The steerable balloon inflating in the coronal plane in the mid and anterior third of the vertebra has the advantage of restoring midline height and reducing the potential for tumor displacement to the posterior. The low-compliance Arcadia balloon resulted in less deformation during inflation, and is therefore more likely to inflate to the predetermined designed shape upon initial inflation, as well as reinflation in the same or additional vertebrae. The low compliance balloon resulted in the maintenance of the predetermined shape in sclerotic lesions as well, with the ability to optimally apply load for tissue ablated displacement with the goal of optimal cavity creation. In terms of pain relief and local tumor control, the results are in line with our previous studies [
8,
9]; the addition of void creation with steerable balloons appears to be a safe technique to reduce cement overflow and achieve precise cement filling.
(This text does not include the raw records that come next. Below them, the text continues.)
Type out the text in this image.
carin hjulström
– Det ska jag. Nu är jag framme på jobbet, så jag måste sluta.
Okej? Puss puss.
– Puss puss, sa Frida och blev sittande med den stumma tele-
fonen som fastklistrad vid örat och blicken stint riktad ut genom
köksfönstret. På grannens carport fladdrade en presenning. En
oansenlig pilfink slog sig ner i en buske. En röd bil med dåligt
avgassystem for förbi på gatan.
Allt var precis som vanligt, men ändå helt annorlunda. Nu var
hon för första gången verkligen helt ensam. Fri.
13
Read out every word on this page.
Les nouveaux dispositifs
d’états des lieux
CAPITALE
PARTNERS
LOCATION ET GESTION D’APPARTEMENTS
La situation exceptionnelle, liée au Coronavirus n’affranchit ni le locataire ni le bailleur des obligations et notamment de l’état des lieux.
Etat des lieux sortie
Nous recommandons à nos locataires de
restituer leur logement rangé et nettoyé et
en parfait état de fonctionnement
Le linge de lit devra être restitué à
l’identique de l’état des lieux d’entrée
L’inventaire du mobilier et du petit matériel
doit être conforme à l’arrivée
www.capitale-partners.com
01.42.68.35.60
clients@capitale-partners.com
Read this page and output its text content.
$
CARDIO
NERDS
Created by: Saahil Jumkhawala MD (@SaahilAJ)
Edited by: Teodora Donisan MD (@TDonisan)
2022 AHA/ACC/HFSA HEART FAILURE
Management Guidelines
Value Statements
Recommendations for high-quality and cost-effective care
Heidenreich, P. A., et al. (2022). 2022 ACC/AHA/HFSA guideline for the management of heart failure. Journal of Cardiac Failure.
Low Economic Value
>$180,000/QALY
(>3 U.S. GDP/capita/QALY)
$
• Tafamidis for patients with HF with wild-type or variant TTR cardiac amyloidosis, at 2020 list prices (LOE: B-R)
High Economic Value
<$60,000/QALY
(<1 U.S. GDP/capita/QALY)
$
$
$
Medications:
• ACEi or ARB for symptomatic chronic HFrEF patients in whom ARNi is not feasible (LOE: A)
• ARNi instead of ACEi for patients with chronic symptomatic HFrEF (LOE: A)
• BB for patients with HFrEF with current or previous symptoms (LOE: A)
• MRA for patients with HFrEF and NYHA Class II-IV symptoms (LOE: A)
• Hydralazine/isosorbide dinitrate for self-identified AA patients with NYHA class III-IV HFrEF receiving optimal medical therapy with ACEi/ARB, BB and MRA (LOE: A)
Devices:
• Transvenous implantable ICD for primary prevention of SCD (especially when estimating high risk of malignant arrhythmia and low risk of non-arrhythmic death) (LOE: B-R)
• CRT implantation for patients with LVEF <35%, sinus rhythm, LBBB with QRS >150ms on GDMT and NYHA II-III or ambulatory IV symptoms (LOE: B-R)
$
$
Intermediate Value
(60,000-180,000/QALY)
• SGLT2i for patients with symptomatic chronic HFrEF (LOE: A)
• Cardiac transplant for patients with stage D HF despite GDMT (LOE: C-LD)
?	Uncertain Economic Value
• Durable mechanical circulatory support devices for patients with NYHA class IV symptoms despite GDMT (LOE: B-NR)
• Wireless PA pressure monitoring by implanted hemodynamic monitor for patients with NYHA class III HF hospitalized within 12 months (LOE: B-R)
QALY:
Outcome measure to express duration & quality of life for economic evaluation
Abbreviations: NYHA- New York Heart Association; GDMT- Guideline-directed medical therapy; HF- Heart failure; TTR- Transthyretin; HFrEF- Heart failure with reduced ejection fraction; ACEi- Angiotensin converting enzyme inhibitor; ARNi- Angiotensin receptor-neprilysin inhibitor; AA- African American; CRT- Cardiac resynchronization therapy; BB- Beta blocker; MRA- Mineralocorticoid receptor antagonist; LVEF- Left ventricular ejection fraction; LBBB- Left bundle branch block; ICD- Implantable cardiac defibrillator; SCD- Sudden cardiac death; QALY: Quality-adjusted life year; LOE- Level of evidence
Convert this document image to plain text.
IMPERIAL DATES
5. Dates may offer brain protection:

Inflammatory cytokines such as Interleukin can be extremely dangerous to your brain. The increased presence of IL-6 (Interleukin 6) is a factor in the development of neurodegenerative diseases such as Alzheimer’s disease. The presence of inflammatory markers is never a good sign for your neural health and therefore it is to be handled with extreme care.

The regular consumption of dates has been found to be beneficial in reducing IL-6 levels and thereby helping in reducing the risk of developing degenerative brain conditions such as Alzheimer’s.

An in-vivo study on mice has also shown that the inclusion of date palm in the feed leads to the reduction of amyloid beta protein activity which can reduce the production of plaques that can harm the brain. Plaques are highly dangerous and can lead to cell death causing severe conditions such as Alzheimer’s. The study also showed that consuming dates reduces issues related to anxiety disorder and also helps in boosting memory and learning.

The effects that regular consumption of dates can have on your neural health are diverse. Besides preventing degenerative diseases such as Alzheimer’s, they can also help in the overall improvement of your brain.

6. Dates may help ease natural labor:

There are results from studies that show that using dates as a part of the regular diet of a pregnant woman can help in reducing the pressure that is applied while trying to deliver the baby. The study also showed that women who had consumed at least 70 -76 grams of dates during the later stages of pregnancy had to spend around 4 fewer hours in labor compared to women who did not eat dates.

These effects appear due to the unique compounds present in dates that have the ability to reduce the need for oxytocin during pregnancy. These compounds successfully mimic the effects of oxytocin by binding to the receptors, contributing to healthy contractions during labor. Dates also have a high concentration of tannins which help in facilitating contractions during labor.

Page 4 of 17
The retrospective nature and small group of patients with heterogeneous disease and relatively short follow-up time are the main limitations of this study; however, we found a significantly better outcome than in our previous studies, a valuable approach for those metastatic bone lesions that are difficult to treat with a traditional fixed-tip needle. The study data were obtained on a small sample, as this was a pilot study of a novel technique. The improved pain control potentially achievable with the method would lead to an immediate improvement in patients’ quality of life and a reduction in the intake of pain-relieving medical therapies, with both health and economic impact [
21]. Furthermore, the combined approach with the Arcadia balloon requires a thickness of the vertebral pedicle suitable for accommodating a 10-gauge coaxial needle; therefore, technically, it is necessary to select suitable candidates, unlike the standard treatment of vertebroplasty, in which smaller gauge needles can be used. It is advisable to become familiar with the new instrumentation, particularly with the modality of accessing the vertebral pedicle, of directing the needle, and of inflating the balloon, steps that require a short learning curve, which is why the technique could be more suitable for interventional radiologists skilled in spine procedures. In addition, we did not use a computational simulation approach to predict the effect of the procedure on subsequent walking conditions.
Therefore, several steps are needed to improve this study, such as enrolling more patients to level out histological differences in spine metastases and increasing the follow-up time of patients to verify the absence of local recurrences and the persistence of pain relief and mobility improvement. Models of simulation could be used to provide a reasonable estimate of the degree of successful intraoperative ablation and predictable cement distribution after cavity creation, and subsequent improvement in patient quality of life.